Sources say the Congress is likely to submit a ‘dissent note’ on this subject when the panel submits the report.
The multi-party Select Parliamentary panel on the goods and services tax (GST) has finalized its report, which it will submit to the Parliament on July 17, sources have told CNBC-TV18’s Shereen Bhan.
The panel, it is learnt, though is not sure of whether the key tax reform will pass muster in the Monsoon session of Parliament that begins on July 22, though Finance Minister Arun Jaitley has publicly said he is “hopeful” of its passage.
The GST is an ambitious tax reform that the government has been trying to push through and roll out before April 1, 2016. Once implemented, it will subsume most of the country’s central and state level duties and taxes, thus making the country a national market.
Experts suggest the tax has the potential to improve tax compliance, lower the overall tax rate in the country and even boost the country’s GDP growth by 1 or 2 percent.
Among the key changes that have been demanded by the panel are two sought by the Congress: greater state representation for states in the GST council as well as a change in wordings of clause 21 of the GST bill.
The clause 21 of the GST bill uses the wording: the Centre “may” pay compensation [arising out of any loss to states thanks to GST ‘s rollout]. The panel has insisted that “‘may” be replaced with “shall”.
However, sources say that on one key demand, the Congress has found itself isolated: it wanted the government to do away with the proposal levy an additional 1 percent state-level tax over and above GST.

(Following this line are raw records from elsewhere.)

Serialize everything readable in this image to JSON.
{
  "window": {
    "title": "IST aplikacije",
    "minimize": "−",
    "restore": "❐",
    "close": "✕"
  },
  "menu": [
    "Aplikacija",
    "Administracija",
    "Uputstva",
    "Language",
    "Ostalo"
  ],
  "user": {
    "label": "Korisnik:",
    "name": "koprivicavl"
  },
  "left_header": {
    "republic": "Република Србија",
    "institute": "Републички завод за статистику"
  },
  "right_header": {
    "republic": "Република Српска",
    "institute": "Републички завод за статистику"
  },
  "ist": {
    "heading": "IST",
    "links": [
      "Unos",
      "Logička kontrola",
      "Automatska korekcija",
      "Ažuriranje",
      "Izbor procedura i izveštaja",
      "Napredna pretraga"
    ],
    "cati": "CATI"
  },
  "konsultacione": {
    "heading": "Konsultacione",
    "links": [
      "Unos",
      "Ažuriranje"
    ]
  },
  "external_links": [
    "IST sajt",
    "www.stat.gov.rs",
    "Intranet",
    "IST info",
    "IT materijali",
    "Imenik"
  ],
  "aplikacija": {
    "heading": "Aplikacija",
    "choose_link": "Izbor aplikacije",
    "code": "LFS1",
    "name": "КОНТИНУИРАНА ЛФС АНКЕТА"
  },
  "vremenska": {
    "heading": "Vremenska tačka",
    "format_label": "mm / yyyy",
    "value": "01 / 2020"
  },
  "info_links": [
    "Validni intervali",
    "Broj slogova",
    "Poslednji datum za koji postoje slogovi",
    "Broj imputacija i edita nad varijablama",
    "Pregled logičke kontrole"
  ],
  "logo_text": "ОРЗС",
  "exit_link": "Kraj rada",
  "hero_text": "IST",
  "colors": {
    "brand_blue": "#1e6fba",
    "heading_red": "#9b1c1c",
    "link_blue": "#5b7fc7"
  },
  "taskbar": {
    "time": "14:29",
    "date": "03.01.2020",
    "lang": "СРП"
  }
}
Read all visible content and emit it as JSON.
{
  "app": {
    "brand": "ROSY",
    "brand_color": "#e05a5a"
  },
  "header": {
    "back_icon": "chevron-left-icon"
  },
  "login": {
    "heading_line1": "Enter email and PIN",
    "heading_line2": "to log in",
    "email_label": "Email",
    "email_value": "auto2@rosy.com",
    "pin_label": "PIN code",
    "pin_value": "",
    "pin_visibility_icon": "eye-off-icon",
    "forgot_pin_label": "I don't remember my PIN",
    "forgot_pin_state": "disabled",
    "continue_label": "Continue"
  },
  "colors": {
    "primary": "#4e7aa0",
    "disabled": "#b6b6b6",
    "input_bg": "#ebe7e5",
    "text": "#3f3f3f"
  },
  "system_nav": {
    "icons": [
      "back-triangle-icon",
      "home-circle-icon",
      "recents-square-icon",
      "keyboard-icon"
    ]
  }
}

It is learnt that panel members have agreed to not push for this demand, even though critics have said that the clause would dilute the single-tax nature of GST, lead to cascading of taxes and render it less effective.
The 1 percent additional levy was accepted by the government in order to get some states on-board that had been complaining about revenue loss arising out of the GST.
Sources further say the Congress is likely to submit a ‘dissent note’ on this subject when the panel submits the report.
“The 1 percent tax should go. It goes against the principle of GST. The Congress is correct in its stance,” Pratik Jain, Tax Partner, KPMG told CNBC-TV18. “But if it does stay, the government should clarify that it would apply on the first movement of a good across the border and not thereafter.”
If this clarification on the additional state-level tax does not come through, Jain said it would be “unfortunate”. “By the time the good reaches the customer, it could become 4-5 percent.”
The government is said to be keen on obtaining the Congress’ buy-in on the tax, as not only does the bill need to sail through in Rajya Sabha where the principal opposition party has large numbers, but it will also need to pass muster in individual state assemblies — some of which are controlled by it.
Jain said that should the GST bill fail to pass in the Monsoon session, it would be very tough for its rollout to take place on April 1 next year. “It would be unfortunate for the industry and the country then.”